We're having one of those see-saw events: very cold today, with a promise of a very warm weekend ahead. I like that! I need time to huddle inside and finish my planting maps.
I'm thinking that I went about it the wrong way. I purchased plants I wanted to see in the garden in more or less quantities I could accommodate. I didn't think too much about what would go where. It always sort of works out. But the quantities turned out to be, well, not small and I did not want to be overwhelmed so I decided to do these flower bed maps. This may have been a good idea if I remembered every single plant that I'd already put in. I can't say that this is the case. At least not to the centimeter, or to the meter. Where are the old plants, where are the gaps?? And of course, I lose about 5% of last year's growth but I don't know yet which 5%. All this means that drawing maps is only easy for empty beds. I only have one empty bed. (Lookin' at you, bed number 11!) The rest? My maps are an exercise in inexactitude.
Compounding the difficulties, I no longer remember why I thought, for example, that buying a 3 pack of Pyncnanthemum Verticillatum var. Pilosum from the Prairie Moon Nursery was a good idea. Moreover, this is the first time that I am working with that nursery (I'm trying very hard to introduce even more plants that will be compatible with the bugs and birds that live in south central Wisconsin), so I do not know if I can count on their, for example Blephilia Ciliata to spread as advertised. You have to know your growers and I don't know these growers yet.
So, on this cool day, this very cool day, I huddle inside and give my very best effort to the job of placing every new plant in a farmette flower field. At least on paper.
After breakfast of course.
The urgency here is obvious. Planting will start exactly three weeks from today. And in these three weeks, I have to keep up with weeds and here's another thing -- I have to draw out a tree plan! What tree plan? Well, I'm easily influenced by upbeat articles about planting beneficials and today, I read the piece in the NYTimes on how everyone should plant acorns and encourage oak trees to grow in their back yard. Now, this is a silly proposition, because oaks just never stop growing: they are huge! What suburban garden can accommodate a massive oak? And of course, it is just a short leap from there to my next thought: we should go back to our tree planting project!
Ed is on board. And so some time in the afternoon, we list the trees we want to grow Maples, chestnuts, hickory, walnut, pecans. About 100 of them. Maybe more. Only now I'm dealing with a different gardener: Ed. He doesn't first buy, then adjust the purchases to the land. He plans. And does research. And reads everything. And so we have my quick to act style mixing in with his slow to decide demeanor and we have ourselves an interesting afternoon.

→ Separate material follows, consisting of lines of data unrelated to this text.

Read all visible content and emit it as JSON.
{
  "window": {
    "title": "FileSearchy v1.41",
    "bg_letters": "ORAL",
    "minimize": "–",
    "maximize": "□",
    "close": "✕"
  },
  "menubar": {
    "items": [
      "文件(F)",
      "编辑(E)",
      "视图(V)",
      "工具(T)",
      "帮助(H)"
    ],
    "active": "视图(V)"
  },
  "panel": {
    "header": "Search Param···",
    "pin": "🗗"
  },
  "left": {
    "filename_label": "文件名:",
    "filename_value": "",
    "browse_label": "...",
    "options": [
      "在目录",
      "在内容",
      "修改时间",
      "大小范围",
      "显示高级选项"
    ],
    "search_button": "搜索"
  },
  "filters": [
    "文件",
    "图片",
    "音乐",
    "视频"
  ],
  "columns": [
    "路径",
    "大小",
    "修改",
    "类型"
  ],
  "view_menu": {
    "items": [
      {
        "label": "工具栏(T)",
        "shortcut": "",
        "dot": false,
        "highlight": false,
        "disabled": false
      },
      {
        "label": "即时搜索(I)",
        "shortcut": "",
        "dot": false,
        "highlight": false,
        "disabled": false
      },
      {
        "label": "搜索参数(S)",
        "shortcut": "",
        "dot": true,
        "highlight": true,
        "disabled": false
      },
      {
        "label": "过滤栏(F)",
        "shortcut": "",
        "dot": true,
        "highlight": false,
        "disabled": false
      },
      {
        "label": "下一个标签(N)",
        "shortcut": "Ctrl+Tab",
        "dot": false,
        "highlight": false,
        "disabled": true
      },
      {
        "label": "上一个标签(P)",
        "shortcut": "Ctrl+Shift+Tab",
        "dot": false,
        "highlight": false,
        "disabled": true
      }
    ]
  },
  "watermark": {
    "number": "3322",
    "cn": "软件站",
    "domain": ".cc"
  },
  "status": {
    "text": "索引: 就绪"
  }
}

And speaking of growing things, out of the millions (or so) of tulips I planted, I now have almost none left. The groundhog did his job well, returning to the crime scene last night, before we had a chance to spray anything with habanero peppers. But, today the pack of peppers arrived in the mail and we set to work, grinding them up with water, milk, and oil. In the cold, cold evening, we spray all the tips that the groundhog left behind.
A full enough day, you say? Oh, we also dealt with the chicks. I told Ed their room was beginning to smell of... chickens, so we dumped out old wood shavings and refreshed their box with new stuff. (We let them run wild during the cleaning process.)
(And gave them a treat: parsley.)
The day's not done. I must now produce a plan of our tree planting project. Ed will not go through with the tree purchase (we're talking saplings, less than a foot tall, at about a dollar or two a shot) before I produce a planting plan.
Huddling inside never felt so... busy!